Le personnage de Harald n’échappe pas à ces difficultés liées aux sources, ce qui rendait la tâche assez délicate, ce qui explique peut-être aussi pourquoi personne ne s’y était risqué jusqu’alors…

Breizh-info.com : Dans quel contexte Harald devient roi des Danois ? Quelle est la situation géopolitique de l’époque ?

Lucie Malbos : Vaste question, et pas simple. Une bonne partie du premier chapitre de mon livre s’attache d’ailleurs à planter le décor.

Pour commencer, il faut renoncer à la vision anachronique d’un Danemark qui constituerait une entité bien définie dès le Xe siècle – et il en va alors de même pour la Norvège et la Suède.

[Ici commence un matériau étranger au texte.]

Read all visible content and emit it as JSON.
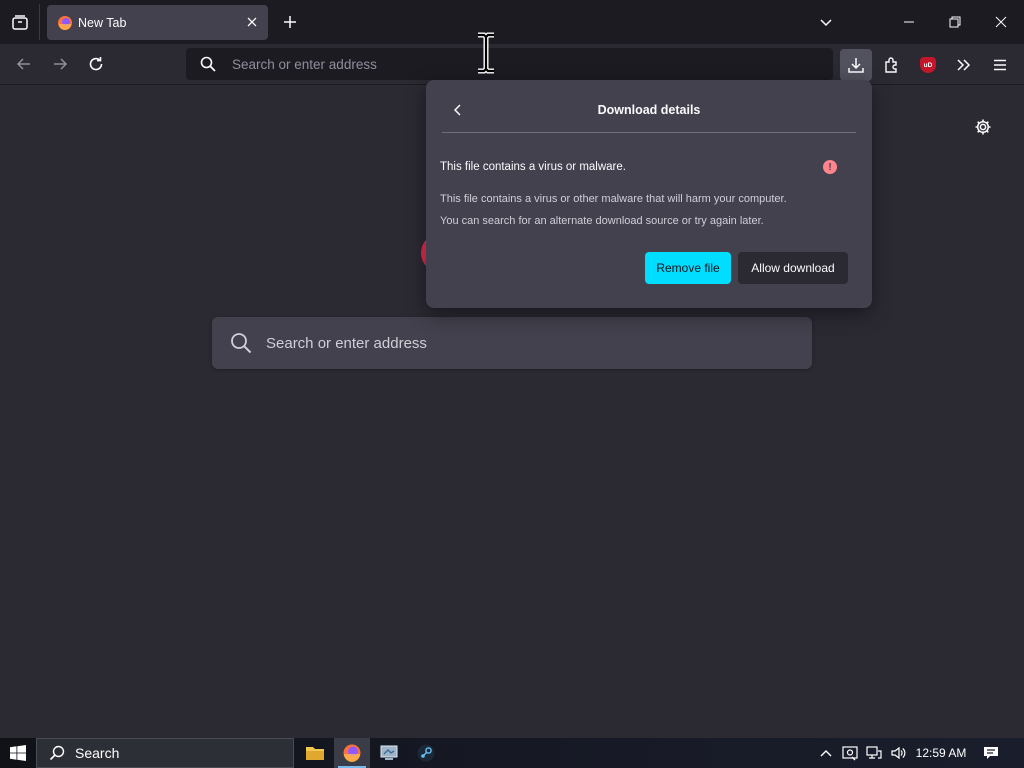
{
  "browser": {
    "tab": {
      "title": "New Tab"
    },
    "urlbar": {
      "placeholder": "Search or enter address"
    }
  },
  "newtab": {
    "search": {
      "placeholder": "Search or enter address"
    }
  },
  "download_panel": {
    "title": "Download details",
    "heading": "This file contains a virus or malware.",
    "warning_glyph": "!",
    "description_line1": "This file contains a virus or other malware that will harm your computer.",
    "description_line2": "You can search for an alternate download source or try again later.",
    "remove_label": "Remove file",
    "allow_label": "Allow download"
  },
  "toolbar": {
    "ublock_badge": "uD"
  },
  "taskbar": {
    "search_label": "Search",
    "clock": "12:59 AM"
  },
  "icons": [
    "tab-list-icon",
    "firefox-favicon",
    "close-icon",
    "plus-icon",
    "chevron-down-icon",
    "minimize-icon",
    "restore-icon",
    "window-close-icon",
    "back-icon",
    "forward-icon",
    "reload-icon",
    "search-icon",
    "download-icon",
    "extensions-icon",
    "ublock-icon",
    "overflow-icon",
    "menu-icon",
    "gear-icon",
    "warning-icon",
    "windows-icon",
    "file-explorer-icon",
    "firefox-icon",
    "app-icon",
    "steam-icon",
    "chevron-up-icon",
    "network-icon",
    "volume-icon",
    "notification-icon"
  ],
  "colors": {
    "accent": "#00ddff",
    "warning": "#ff848b",
    "panel_bg": "#42414d",
    "content_bg": "#2b2a33",
    "chrome_bg": "#1c1b22"
  }
}
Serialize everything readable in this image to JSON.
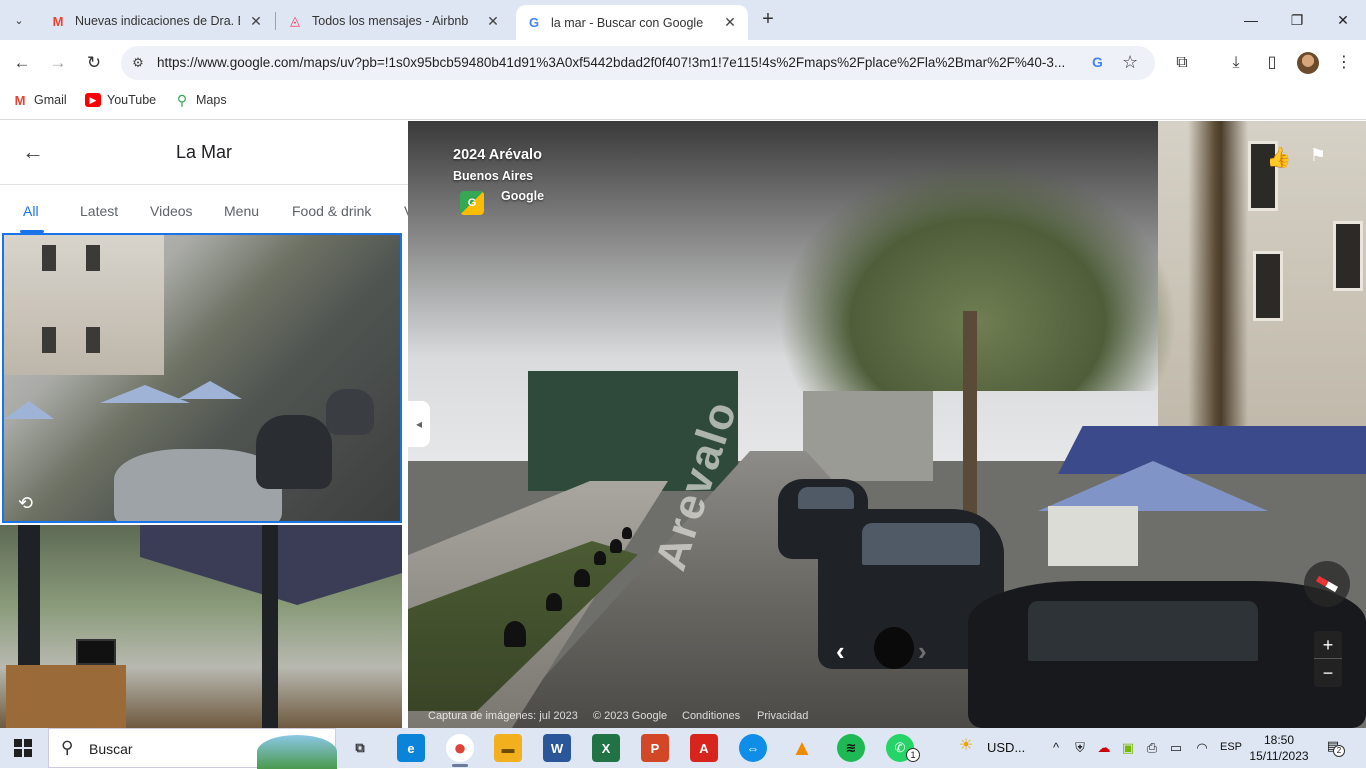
{
  "browser": {
    "tabs": [
      {
        "title": "Nuevas indicaciones de Dra. Be",
        "favicon": "gmail-icon",
        "active": false
      },
      {
        "title": "Todos los mensajes - Airbnb",
        "favicon": "airbnb-icon",
        "active": false
      },
      {
        "title": "la mar - Buscar con Google",
        "favicon": "google-icon",
        "active": true
      }
    ],
    "tab_close_glyph": "✕",
    "new_tab_glyph": "+",
    "window_buttons": {
      "minimize": "—",
      "restore": "❐",
      "close": "✕"
    },
    "url": "https://www.google.com/maps/uv?pb=!1s0x95bcb59480b41d91%3A0xf5442bdad2f0f407!3m1!7e115!4s%2Fmaps%2Fplace%2Fla%2Bmar%2F%40-3...",
    "bookmarks": [
      {
        "label": "Gmail",
        "icon": "gmail-icon",
        "color": "#ea4335"
      },
      {
        "label": "YouTube",
        "icon": "youtube-icon",
        "color": "#ff0000"
      },
      {
        "label": "Maps",
        "icon": "maps-pin-icon",
        "color": "#34a853"
      }
    ]
  },
  "panel": {
    "title": "La Mar",
    "categories": [
      "All",
      "Latest",
      "Videos",
      "Menu",
      "Food & drink",
      "V"
    ],
    "active_category": "All"
  },
  "streetview": {
    "title": "2024 Arévalo",
    "subtitle": "Buenos Aires",
    "provider": "Google",
    "street_label": "Arevalo",
    "footer": {
      "capture": "Captura de imágenes: jul 2023",
      "copyright": "© 2023 Google",
      "terms": "Conditiones",
      "privacy": "Privacidad"
    },
    "zoom_in": "+",
    "zoom_out": "−"
  },
  "taskbar": {
    "search_label": "Buscar",
    "apps": [
      {
        "name": "task-view-icon",
        "glyph": "⧉",
        "color": "#333"
      },
      {
        "name": "edge-icon",
        "glyph": "e",
        "color": "#0a84d8"
      },
      {
        "name": "chrome-icon",
        "glyph": "●",
        "color": "#db4437"
      },
      {
        "name": "file-explorer-icon",
        "glyph": "▬",
        "color": "#f2b01e"
      },
      {
        "name": "word-icon",
        "glyph": "W",
        "color": "#2b579a"
      },
      {
        "name": "excel-icon",
        "glyph": "X",
        "color": "#217346"
      },
      {
        "name": "powerpoint-icon",
        "glyph": "P",
        "color": "#d24726"
      },
      {
        "name": "acrobat-icon",
        "glyph": "A",
        "color": "#d7241c"
      },
      {
        "name": "teamviewer-icon",
        "glyph": "⇔",
        "color": "#0e8ee9"
      },
      {
        "name": "vlc-icon",
        "glyph": "▲",
        "color": "#f08a00"
      },
      {
        "name": "spotify-icon",
        "glyph": "≋",
        "color": "#1db954"
      },
      {
        "name": "whatsapp-icon",
        "glyph": "✆",
        "color": "#25d366"
      }
    ],
    "whatsapp_badge": "1",
    "weather": "USD...",
    "language": "ESP",
    "time": "18:50",
    "date": "15/11/2023",
    "notifications": "2"
  }
}
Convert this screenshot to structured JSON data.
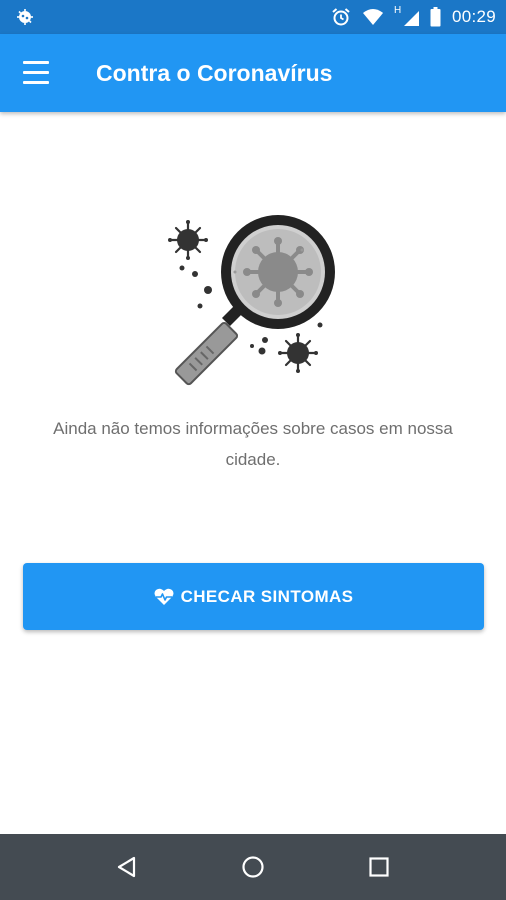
{
  "status_bar": {
    "time": "00:29",
    "left_icon": "app-notification-icon",
    "icons": [
      "alarm-icon",
      "wifi-icon",
      "signal-icon",
      "battery-icon"
    ],
    "network_label": "H"
  },
  "app_bar": {
    "title": "Contra o Coronavírus",
    "menu_icon": "hamburger-menu-icon",
    "color": "#2196f3"
  },
  "main": {
    "illustration": "magnifier-virus-illustration",
    "message": "Ainda não temos informações sobre casos em nossa cidade.",
    "action_button": {
      "label": "CHECAR SINTOMAS",
      "icon": "heart-pulse-icon",
      "color": "#2196f3"
    }
  },
  "nav_bar": {
    "buttons": [
      "back-icon",
      "home-icon",
      "recents-icon"
    ]
  }
}
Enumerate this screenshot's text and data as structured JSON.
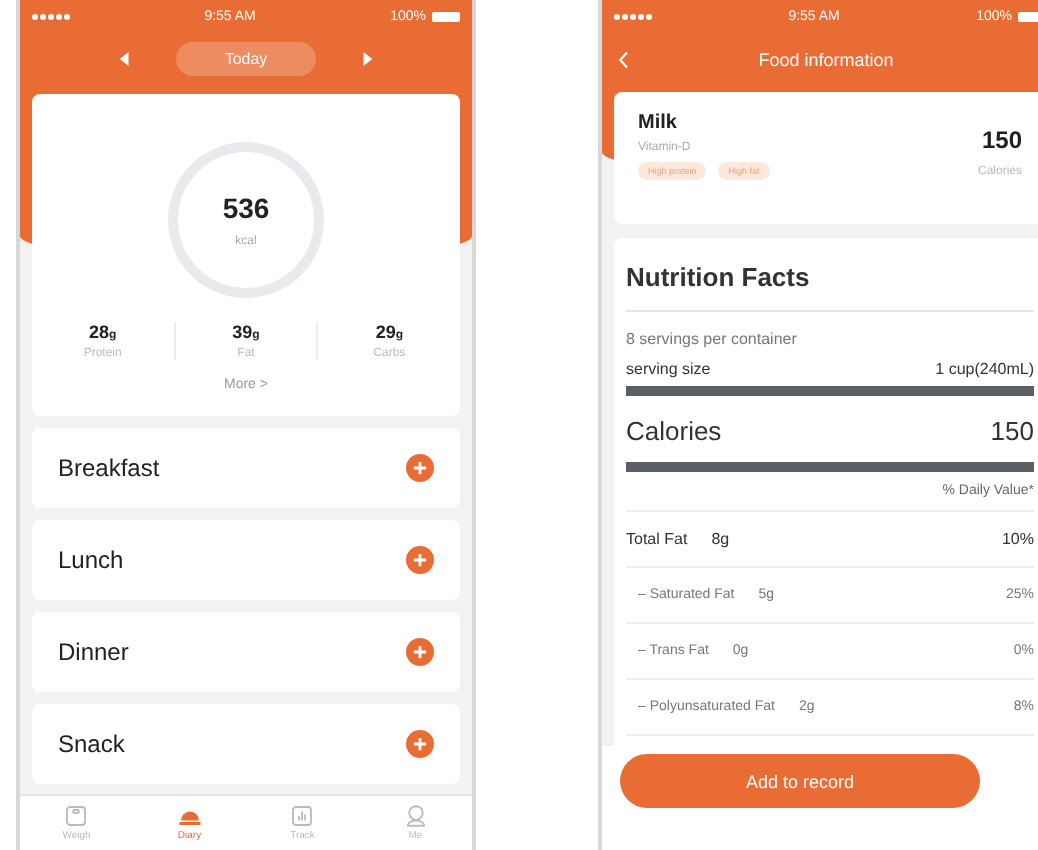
{
  "diary": {
    "status_bar": {
      "time": "9:55 AM",
      "battery": "100%"
    },
    "date_nav": {
      "label": "Today"
    },
    "summary": {
      "calories": "536",
      "unit": "kcal",
      "macros": [
        {
          "value": "28",
          "unit": "g",
          "label": "Protein"
        },
        {
          "value": "39",
          "unit": "g",
          "label": "Fat"
        },
        {
          "value": "29",
          "unit": "g",
          "label": "Carbs"
        }
      ],
      "more": "More >"
    },
    "meals": [
      {
        "name": "Breakfast"
      },
      {
        "name": "Lunch"
      },
      {
        "name": "Dinner"
      },
      {
        "name": "Snack"
      }
    ],
    "tabs": [
      {
        "label": "Weigh",
        "kind": "scale",
        "selected": false
      },
      {
        "label": "Diary",
        "kind": "cloche",
        "selected": true
      },
      {
        "label": "Track",
        "kind": "chart",
        "selected": false
      },
      {
        "label": "Me",
        "kind": "person",
        "selected": false
      }
    ]
  },
  "food": {
    "status_bar": {
      "time": "9:55 AM",
      "battery": "100%"
    },
    "title": "Food information",
    "item": {
      "name": "Milk",
      "subtitle": "Vitamin-D",
      "tags": [
        "High protein",
        "High fat"
      ],
      "calories": "150",
      "calories_label": "Calories"
    },
    "facts": {
      "title": "Nutrition Facts",
      "servings": "8 servings per container",
      "serving_label": "serving size",
      "serving_value": "1 cup(240mL)",
      "calories_label": "Calories",
      "calories": "150",
      "daily_header": "% Daily Value*",
      "rows": [
        {
          "kind": "main",
          "label": "Total Fat",
          "amount": "8g",
          "percent": "10%"
        },
        {
          "kind": "sub",
          "label": "– Saturated Fat",
          "amount": "5g",
          "percent": "25%"
        },
        {
          "kind": "sub",
          "label": "– Trans Fat",
          "amount": "0g",
          "percent": "0%"
        },
        {
          "kind": "sub",
          "label": "– Polyunsaturated Fat",
          "amount": "2g",
          "percent": "8%"
        }
      ]
    },
    "button": "Add to record"
  }
}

On parle d’ailleurs plutôt de royaume des Danois – de même qu’on parle de royaume des Francs – en référence au peuple plus qu’à un territoire clairement délimité. Avant Harald, il y avait probablement plusieurs rois ou chefs danois et la majeure partie du IXe siècle est marquée par des luttes pour le pouvoir entre plusieurs prétendants, dont les dirigeants occidentaux chrétiens essayent de tirer profit.

À l’époque de Harald, c’est le royaume de Germanie la puissance du moment, sous la houlette de la dynastie ottonienne : en 962, Otton Ier ressuscite d’ailleurs le titre impérial en Occident. Or, ce même Otton est le voisin direct des Danois, ce qui entraîne des tensions et influence la politique danoise. Dans le même temps, la dynastie carolingienne vit ses derniers jours en Francie occidentale, avant l’avènement des Capétiens – qui est contemporain de la mort de Harald. De fait, les échos entre l’histoire occidentale (du royaume des Francs et de Germanie, mais aussi des royaumes anglo-saxons outre-Manche) et l’histoire danoise sont bien plus nombreux qu’on ne le pense souvent, en raison d’échange intenses et très variés, ne se résumant pas aux seuls raids vikings. C’est un de mes fils conducteurs dans cet ouvrage.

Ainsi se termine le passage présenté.